Informationen zu grenzüberschreitenden Lieferantenerklärungen für Waren ohne Ursprungseigenschaft
Wortlaute der grenzüberschreitenden Lieferantenerklärungen
Die vollständige Kumulierung ist vorgesehen in den Abkommen der Europäischen Union unter anderem mit
- Japan (EU-Japan-EPA)
- Kanada (CETA)
- dem Vereinigten Königreich (TCA),
- den MAR (AKP)-Staaten,
- den ÜLG (überseeische Länder und Gebiete),
- Marokko, Algerien und Tunesien;
hierbei sind jedoch Waren, die die Ursprungseigenschaft aufgrund der vollständigen Kumulierung erwerben, vom präferenziellen Handel Paneuropa-Mittelmeer ausgeschlossen, da die vollständige Kumulierung im Rahmen der Paneuropa-Mittelmeer-Kumulierung nicht zulässig ist. - einigen Staaten im Paneuropa-Mittelmeerraum. Hierbei ist die volle Kumulierung jedoch nur möglich, wenn die alternativ anwendbaren Übergangsregeln angewendet werden.
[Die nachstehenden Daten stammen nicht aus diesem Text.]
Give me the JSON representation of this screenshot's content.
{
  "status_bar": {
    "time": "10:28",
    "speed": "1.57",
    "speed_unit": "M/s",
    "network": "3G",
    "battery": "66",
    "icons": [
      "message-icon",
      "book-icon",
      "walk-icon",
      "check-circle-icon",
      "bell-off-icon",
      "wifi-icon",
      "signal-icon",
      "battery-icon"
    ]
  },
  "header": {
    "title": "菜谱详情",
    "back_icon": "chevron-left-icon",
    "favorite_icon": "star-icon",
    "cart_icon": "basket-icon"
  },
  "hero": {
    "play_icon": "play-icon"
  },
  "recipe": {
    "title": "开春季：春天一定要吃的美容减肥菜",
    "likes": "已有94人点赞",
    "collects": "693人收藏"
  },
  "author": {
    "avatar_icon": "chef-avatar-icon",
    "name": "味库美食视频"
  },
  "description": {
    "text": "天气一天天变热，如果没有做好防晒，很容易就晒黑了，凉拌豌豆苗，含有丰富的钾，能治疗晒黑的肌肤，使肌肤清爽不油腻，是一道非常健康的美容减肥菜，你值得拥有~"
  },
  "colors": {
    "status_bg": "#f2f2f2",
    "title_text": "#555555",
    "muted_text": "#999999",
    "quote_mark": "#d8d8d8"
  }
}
Weitere Informationen zu den Übergangsregeln finden Sie auf der Seite "Regionales Übereinkommen über die Pan-Europa-Mittelmeer-Präferenzursprungsregeln".
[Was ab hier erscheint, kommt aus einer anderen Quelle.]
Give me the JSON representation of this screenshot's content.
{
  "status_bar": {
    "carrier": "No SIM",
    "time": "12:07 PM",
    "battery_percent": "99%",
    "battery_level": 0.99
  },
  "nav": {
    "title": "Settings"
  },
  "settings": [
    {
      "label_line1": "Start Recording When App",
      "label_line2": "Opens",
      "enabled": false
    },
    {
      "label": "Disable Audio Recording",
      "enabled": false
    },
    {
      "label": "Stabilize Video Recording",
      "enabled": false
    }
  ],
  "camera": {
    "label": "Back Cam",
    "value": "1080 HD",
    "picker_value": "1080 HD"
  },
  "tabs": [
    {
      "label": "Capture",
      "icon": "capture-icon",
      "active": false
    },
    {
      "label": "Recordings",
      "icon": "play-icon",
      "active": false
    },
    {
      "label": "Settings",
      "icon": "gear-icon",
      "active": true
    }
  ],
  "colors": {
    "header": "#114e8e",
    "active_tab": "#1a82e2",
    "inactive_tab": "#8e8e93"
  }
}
Regionales Übereinkommen über die Pan-Europa-Mittelmeer-Präferenzursprungsregeln
Das Ursprungsprotokoll zum Abkommen über den Europäischen Wirtschaftsraum (EWR) enthält ebenfalls eine vollständige Kumulierung. Darüber hinaus verwendet dieses Protokoll einen weitergehenden Ursprungsbegriff: Hier können Waren die Eigenschaft "Ursprungserzeugnis des EWR" erwerben, es wird nicht differenziert in "Ursprungserzeugnis der Europäischen Union" oder z.B. "Ursprungserzeugnis Norwegens". Als Ursprungsland ist in den Nachweisdokumenten im Warenverkehr innerhalb des EWR daher "EWR" anzugeben.
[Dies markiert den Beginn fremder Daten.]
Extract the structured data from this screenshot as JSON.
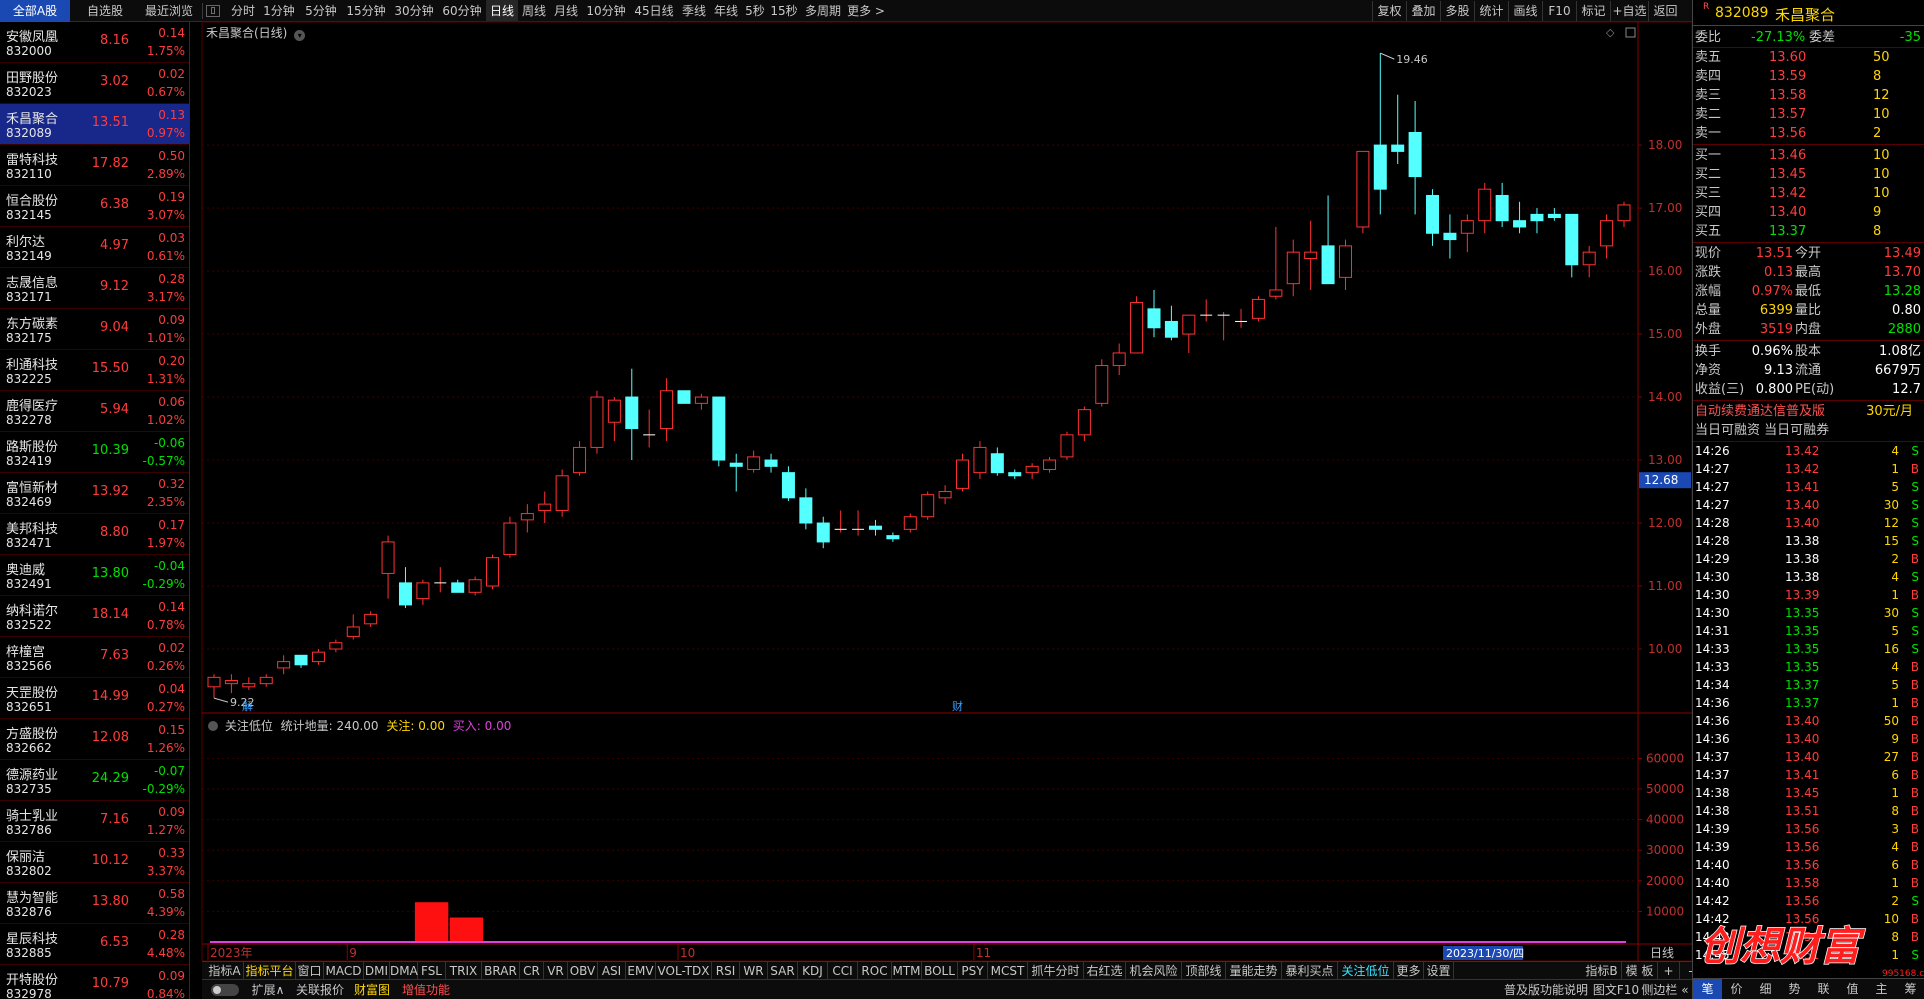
{
  "topbar": {
    "seg_all": "全部A股",
    "seg_fav": "自选股",
    "seg_recent": "最近浏览",
    "periods": [
      "分时",
      "1分钟",
      "5分钟",
      "15分钟",
      "30分钟",
      "60分钟",
      "日线",
      "周线",
      "月线",
      "10分钟",
      "45日线",
      "季线",
      "年线",
      "5秒",
      "15秒",
      "多周期",
      "更多 >"
    ],
    "right_tools": [
      "复权",
      "叠加",
      "多股",
      "统计",
      "画线",
      "F10",
      "标记",
      "+自选",
      "返回"
    ]
  },
  "stocks": [
    {
      "name": "安徽凤凰",
      "code": "832000",
      "price": "8.16",
      "chg": "0.14",
      "pct": "1.75%",
      "dir": "up"
    },
    {
      "name": "田野股份",
      "code": "832023",
      "price": "3.02",
      "chg": "0.02",
      "pct": "0.67%",
      "dir": "up"
    },
    {
      "name": "禾昌聚合",
      "code": "832089",
      "price": "13.51",
      "chg": "0.13",
      "pct": "0.97%",
      "dir": "up",
      "selected": true
    },
    {
      "name": "雷特科技",
      "code": "832110",
      "price": "17.82",
      "chg": "0.50",
      "pct": "2.89%",
      "dir": "up"
    },
    {
      "name": "恒合股份",
      "code": "832145",
      "price": "6.38",
      "chg": "0.19",
      "pct": "3.07%",
      "dir": "up"
    },
    {
      "name": "利尔达",
      "code": "832149",
      "price": "4.97",
      "chg": "0.03",
      "pct": "0.61%",
      "dir": "up"
    },
    {
      "name": "志晟信息",
      "code": "832171",
      "price": "9.12",
      "chg": "0.28",
      "pct": "3.17%",
      "dir": "up"
    },
    {
      "name": "东方碳素",
      "code": "832175",
      "price": "9.04",
      "chg": "0.09",
      "pct": "1.01%",
      "dir": "up"
    },
    {
      "name": "利通科技",
      "code": "832225",
      "price": "15.50",
      "chg": "0.20",
      "pct": "1.31%",
      "dir": "up"
    },
    {
      "name": "鹿得医疗",
      "code": "832278",
      "price": "5.94",
      "chg": "0.06",
      "pct": "1.02%",
      "dir": "up"
    },
    {
      "name": "路斯股份",
      "code": "832419",
      "price": "10.39",
      "chg": "-0.06",
      "pct": "-0.57%",
      "dir": "dn"
    },
    {
      "name": "富恒新材",
      "code": "832469",
      "price": "13.92",
      "chg": "0.32",
      "pct": "2.35%",
      "dir": "up"
    },
    {
      "name": "美邦科技",
      "code": "832471",
      "price": "8.80",
      "chg": "0.17",
      "pct": "1.97%",
      "dir": "up"
    },
    {
      "name": "奥迪威",
      "code": "832491",
      "price": "13.80",
      "chg": "-0.04",
      "pct": "-0.29%",
      "dir": "dn"
    },
    {
      "name": "纳科诺尔",
      "code": "832522",
      "price": "18.14",
      "chg": "0.14",
      "pct": "0.78%",
      "dir": "up"
    },
    {
      "name": "梓橦宫",
      "code": "832566",
      "price": "7.63",
      "chg": "0.02",
      "pct": "0.26%",
      "dir": "up"
    },
    {
      "name": "天罡股份",
      "code": "832651",
      "price": "14.99",
      "chg": "0.04",
      "pct": "0.27%",
      "dir": "up"
    },
    {
      "name": "方盛股份",
      "code": "832662",
      "price": "12.08",
      "chg": "0.15",
      "pct": "1.26%",
      "dir": "up"
    },
    {
      "name": "德源药业",
      "code": "832735",
      "price": "24.29",
      "chg": "-0.07",
      "pct": "-0.29%",
      "dir": "dn"
    },
    {
      "name": "骑士乳业",
      "code": "832786",
      "price": "7.16",
      "chg": "0.09",
      "pct": "1.27%",
      "dir": "up"
    },
    {
      "name": "保丽洁",
      "code": "832802",
      "price": "10.12",
      "chg": "0.33",
      "pct": "3.37%",
      "dir": "up"
    },
    {
      "name": "慧为智能",
      "code": "832876",
      "price": "13.80",
      "chg": "0.58",
      "pct": "4.39%",
      "dir": "up"
    },
    {
      "name": "星辰科技",
      "code": "832885",
      "price": "6.53",
      "chg": "0.28",
      "pct": "4.48%",
      "dir": "up"
    },
    {
      "name": "开特股份",
      "code": "832978",
      "price": "10.79",
      "chg": "0.09",
      "pct": "0.84%",
      "dir": "up"
    }
  ],
  "chart": {
    "title": "禾昌聚合(日线)",
    "high_label": "19.46",
    "low_label": "9.22",
    "cur_price_label": "12.68",
    "marker_jie": "解",
    "marker_cai": "财",
    "y_ticks": [
      "18.00",
      "17.00",
      "16.00",
      "15.00",
      "14.00",
      "13.00",
      "12.00",
      "11.00",
      "10.00"
    ],
    "x_labels": [
      {
        "t": "2023年",
        "i": 0
      },
      {
        "t": "9",
        "i": 8
      },
      {
        "t": "10",
        "i": 27
      },
      {
        "t": "11",
        "i": 44
      }
    ],
    "cursor_date": "2023/11/30/四",
    "period_label": "日线",
    "indicator": {
      "name": "关注低位",
      "stat_label": "统计地量:",
      "stat_value": "240.00",
      "focus_label": "关注:",
      "focus_value": "0.00",
      "buy_label": "买入:",
      "buy_value": "0.00"
    },
    "vol_ticks": [
      "60000",
      "50000",
      "40000",
      "30000",
      "20000",
      "10000"
    ]
  },
  "chart_data": {
    "type": "candlestick",
    "title": "禾昌聚合(日线)",
    "ohlc": [
      [
        9.4,
        9.6,
        9.22,
        9.55
      ],
      [
        9.45,
        9.6,
        9.3,
        9.5
      ],
      [
        9.4,
        9.55,
        9.35,
        9.45
      ],
      [
        9.45,
        9.6,
        9.4,
        9.55
      ],
      [
        9.7,
        9.9,
        9.6,
        9.8
      ],
      [
        9.9,
        9.9,
        9.7,
        9.75
      ],
      [
        9.8,
        10.0,
        9.75,
        9.95
      ],
      [
        10.0,
        10.15,
        9.95,
        10.1
      ],
      [
        10.2,
        10.55,
        10.15,
        10.35
      ],
      [
        10.4,
        10.6,
        10.35,
        10.55
      ],
      [
        11.2,
        11.8,
        10.8,
        11.7
      ],
      [
        11.05,
        11.3,
        10.65,
        10.7
      ],
      [
        10.8,
        11.1,
        10.7,
        11.05
      ],
      [
        11.05,
        11.3,
        10.9,
        11.05
      ],
      [
        11.05,
        11.1,
        10.9,
        10.9
      ],
      [
        10.9,
        11.15,
        10.85,
        11.1
      ],
      [
        11.0,
        11.5,
        10.95,
        11.45
      ],
      [
        11.5,
        12.1,
        11.45,
        12.0
      ],
      [
        12.05,
        12.3,
        11.85,
        12.15
      ],
      [
        12.2,
        12.5,
        12.0,
        12.3
      ],
      [
        12.2,
        12.85,
        12.1,
        12.75
      ],
      [
        12.8,
        13.3,
        12.75,
        13.2
      ],
      [
        13.2,
        14.1,
        13.1,
        14.0
      ],
      [
        13.6,
        14.0,
        13.3,
        13.95
      ],
      [
        14.0,
        14.45,
        13.0,
        13.5
      ],
      [
        13.4,
        13.8,
        13.2,
        13.4
      ],
      [
        13.5,
        14.3,
        13.3,
        14.1
      ],
      [
        14.1,
        14.1,
        13.9,
        13.9
      ],
      [
        13.9,
        14.05,
        13.8,
        14.0
      ],
      [
        14.0,
        14.0,
        12.9,
        13.0
      ],
      [
        12.95,
        13.1,
        12.5,
        12.9
      ],
      [
        12.85,
        13.15,
        12.8,
        13.05
      ],
      [
        13.0,
        13.1,
        12.8,
        12.9
      ],
      [
        12.8,
        12.9,
        12.35,
        12.4
      ],
      [
        12.4,
        12.55,
        11.9,
        12.0
      ],
      [
        12.0,
        12.1,
        11.6,
        11.7
      ],
      [
        11.9,
        12.2,
        11.85,
        11.9
      ],
      [
        11.9,
        12.2,
        11.8,
        11.9
      ],
      [
        11.95,
        12.05,
        11.8,
        11.9
      ],
      [
        11.8,
        11.85,
        11.7,
        11.75
      ],
      [
        11.9,
        12.15,
        11.85,
        12.1
      ],
      [
        12.1,
        12.5,
        12.05,
        12.45
      ],
      [
        12.4,
        12.6,
        12.3,
        12.5
      ],
      [
        12.55,
        13.1,
        12.5,
        13.0
      ],
      [
        12.8,
        13.3,
        12.7,
        13.2
      ],
      [
        13.1,
        13.2,
        12.75,
        12.8
      ],
      [
        12.8,
        12.85,
        12.7,
        12.75
      ],
      [
        12.8,
        12.95,
        12.7,
        12.9
      ],
      [
        12.85,
        13.05,
        12.8,
        13.0
      ],
      [
        13.05,
        13.45,
        13.0,
        13.4
      ],
      [
        13.4,
        13.85,
        13.3,
        13.8
      ],
      [
        13.9,
        14.6,
        13.85,
        14.5
      ],
      [
        14.5,
        14.85,
        14.35,
        14.7
      ],
      [
        14.7,
        15.6,
        14.7,
        15.5
      ],
      [
        15.4,
        15.7,
        14.95,
        15.1
      ],
      [
        15.2,
        15.45,
        14.9,
        14.95
      ],
      [
        15.0,
        15.3,
        14.7,
        15.3
      ],
      [
        15.3,
        15.55,
        15.2,
        15.3
      ],
      [
        15.3,
        15.35,
        14.9,
        15.3
      ],
      [
        15.2,
        15.4,
        15.1,
        15.2
      ],
      [
        15.25,
        15.6,
        15.2,
        15.55
      ],
      [
        15.6,
        16.7,
        15.55,
        15.7
      ],
      [
        15.8,
        16.5,
        15.6,
        16.3
      ],
      [
        16.2,
        16.8,
        15.7,
        16.3
      ],
      [
        16.4,
        17.2,
        16.3,
        15.8
      ],
      [
        15.9,
        16.5,
        15.7,
        16.4
      ],
      [
        16.7,
        17.9,
        16.6,
        17.9
      ],
      [
        18.0,
        19.46,
        16.9,
        17.3
      ],
      [
        18.0,
        18.8,
        17.7,
        17.9
      ],
      [
        18.2,
        18.7,
        16.9,
        17.5
      ],
      [
        17.2,
        17.3,
        16.4,
        16.6
      ],
      [
        16.6,
        16.9,
        16.2,
        16.5
      ],
      [
        16.6,
        16.9,
        16.3,
        16.8
      ],
      [
        16.8,
        17.4,
        16.6,
        17.3
      ],
      [
        17.2,
        17.4,
        16.7,
        16.8
      ],
      [
        16.8,
        17.1,
        16.6,
        16.7
      ],
      [
        16.9,
        17.0,
        16.6,
        16.8
      ],
      [
        16.9,
        17.0,
        16.8,
        16.85
      ],
      [
        16.9,
        16.9,
        15.9,
        16.1
      ],
      [
        16.1,
        16.4,
        15.9,
        16.3
      ],
      [
        16.4,
        16.9,
        16.2,
        16.8
      ],
      [
        16.8,
        17.1,
        16.7,
        17.05
      ]
    ],
    "ylim": [
      9.0,
      19.7
    ],
    "volume_bars": [
      {
        "start": 12,
        "end": 13,
        "value": 13000
      },
      {
        "start": 14,
        "end": 15,
        "value": 8000
      }
    ],
    "vol_ylim": [
      0,
      66000
    ]
  },
  "bottom_tabs": [
    "指标A",
    "指标平台",
    "窗口",
    "MACD",
    "DMI",
    "DMA",
    "FSL",
    "TRIX",
    "BRAR",
    "CR",
    "VR",
    "OBV",
    "ASI",
    "EMV",
    "VOL-TDX",
    "RSI",
    "WR",
    "SAR",
    "KDJ",
    "CCI",
    "ROC",
    "MTM",
    "BOLL",
    "PSY",
    "MCST",
    "抓牛分时",
    "右红选",
    "机会风险",
    "顶部线",
    "量能走势",
    "暴利买点",
    "关注低位",
    "更多",
    "设置"
  ],
  "bottom_tabs_right": [
    "指标B",
    "模 板",
    "+",
    "-"
  ],
  "bottom_row2": {
    "expand": "扩展∧",
    "link": "关联报价",
    "wealth": "财富图",
    "plus": "增值功能",
    "help": "普及版功能说明",
    "f10": "图文F10",
    "side": "侧边栏 «"
  },
  "right": {
    "code": "832089",
    "name": "禾昌聚合",
    "r_mark": "R",
    "weibi_label": "委比",
    "weibi": "-27.13%",
    "weicha_label": "委差",
    "weicha": "-35",
    "asks": [
      {
        "l": "卖五",
        "p": "13.60",
        "v": "50"
      },
      {
        "l": "卖四",
        "p": "13.59",
        "v": "8"
      },
      {
        "l": "卖三",
        "p": "13.58",
        "v": "12"
      },
      {
        "l": "卖二",
        "p": "13.57",
        "v": "10"
      },
      {
        "l": "卖一",
        "p": "13.56",
        "v": "2"
      }
    ],
    "bids": [
      {
        "l": "买一",
        "p": "13.46",
        "v": "10"
      },
      {
        "l": "买二",
        "p": "13.45",
        "v": "10"
      },
      {
        "l": "买三",
        "p": "13.42",
        "v": "10"
      },
      {
        "l": "买四",
        "p": "13.40",
        "v": "9"
      },
      {
        "l": "买五",
        "p": "13.37",
        "v": "8"
      }
    ],
    "quote": [
      [
        {
          "l": "现价",
          "v": "13.51",
          "c": "up"
        },
        {
          "l": "今开",
          "v": "13.49",
          "c": "up"
        }
      ],
      [
        {
          "l": "涨跌",
          "v": "0.13",
          "c": "up"
        },
        {
          "l": "最高",
          "v": "13.70",
          "c": "up"
        }
      ],
      [
        {
          "l": "涨幅",
          "v": "0.97%",
          "c": "up"
        },
        {
          "l": "最低",
          "v": "13.28",
          "c": "dn"
        }
      ],
      [
        {
          "l": "总量",
          "v": "6399",
          "c": "yl"
        },
        {
          "l": "量比",
          "v": "0.80",
          "c": "wh"
        }
      ],
      [
        {
          "l": "外盘",
          "v": "3519",
          "c": "up"
        },
        {
          "l": "内盘",
          "v": "2880",
          "c": "dn"
        }
      ]
    ],
    "info": [
      [
        {
          "l": "换手",
          "v": "0.96%"
        },
        {
          "l": "股本",
          "v": "1.08亿"
        }
      ],
      [
        {
          "l": "净资",
          "v": "9.13"
        },
        {
          "l": "流通",
          "v": "6679万"
        }
      ],
      [
        {
          "l": "收益(三)",
          "v": "0.800"
        },
        {
          "l": "PE(动)",
          "v": "12.7"
        }
      ]
    ],
    "ad_text": "自动续费通达信普及版",
    "ad_price": "30元/月",
    "margin_text": "当日可融资 当日可融券",
    "ticks": [
      [
        "14:26",
        "13.42",
        "4",
        "S"
      ],
      [
        "14:27",
        "13.42",
        "1",
        "B"
      ],
      [
        "14:27",
        "13.41",
        "5",
        "S"
      ],
      [
        "14:27",
        "13.40",
        "30",
        "S"
      ],
      [
        "14:28",
        "13.40",
        "12",
        "S"
      ],
      [
        "14:28",
        "13.38",
        "15",
        "S"
      ],
      [
        "14:29",
        "13.38",
        "2",
        "B"
      ],
      [
        "14:30",
        "13.38",
        "4",
        "S"
      ],
      [
        "14:30",
        "13.39",
        "1",
        "B"
      ],
      [
        "14:30",
        "13.35",
        "30",
        "S"
      ],
      [
        "14:31",
        "13.35",
        "5",
        "S"
      ],
      [
        "14:33",
        "13.35",
        "16",
        "S"
      ],
      [
        "14:33",
        "13.35",
        "4",
        "B"
      ],
      [
        "14:34",
        "13.37",
        "5",
        "B"
      ],
      [
        "14:36",
        "13.37",
        "1",
        "B"
      ],
      [
        "14:36",
        "13.40",
        "50",
        "B"
      ],
      [
        "14:36",
        "13.40",
        "9",
        "B"
      ],
      [
        "14:37",
        "13.40",
        "27",
        "B"
      ],
      [
        "14:37",
        "13.41",
        "6",
        "B"
      ],
      [
        "14:38",
        "13.45",
        "1",
        "B"
      ],
      [
        "14:38",
        "13.51",
        "8",
        "B"
      ],
      [
        "14:39",
        "13.56",
        "3",
        "B"
      ],
      [
        "14:39",
        "13.56",
        "4",
        "B"
      ],
      [
        "14:40",
        "13.56",
        "6",
        "B"
      ],
      [
        "14:40",
        "13.58",
        "1",
        "B"
      ],
      [
        "14:42",
        "13.56",
        "2",
        "S"
      ],
      [
        "14:42",
        "13.56",
        "10",
        "B"
      ],
      [
        "14:43",
        "13.56",
        "8",
        "B"
      ],
      [
        "14:45",
        "13.51",
        "1",
        "S"
      ]
    ],
    "foot": [
      "笔",
      "价",
      "细",
      "势",
      "联",
      "值",
      "主",
      "筹"
    ],
    "watermark": "创想财富",
    "watermark_url": "995168.cn"
  }
}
In Norwegen werden aus den USA bezogene, gekämmte Baumwollfasern zu Garnen der HS-Position 5205 versponnen und anschließend in die Europäische Union exportiert. In einer Weberei in der Europäischen Union werden aus diesen Garnen Baumwollgewebe der HS-Position 5208 hergestellt. Anschließend sollen die Gewebe als Ursprungswaren des EWR nach Island exportiert werden. Die Herstellung des Gewebes in der Europäischen Union stellt keine ausreichende Be- oder Verarbeitung dar (Listenkriterium "Herstellen aus Fasern" nicht erfüllt).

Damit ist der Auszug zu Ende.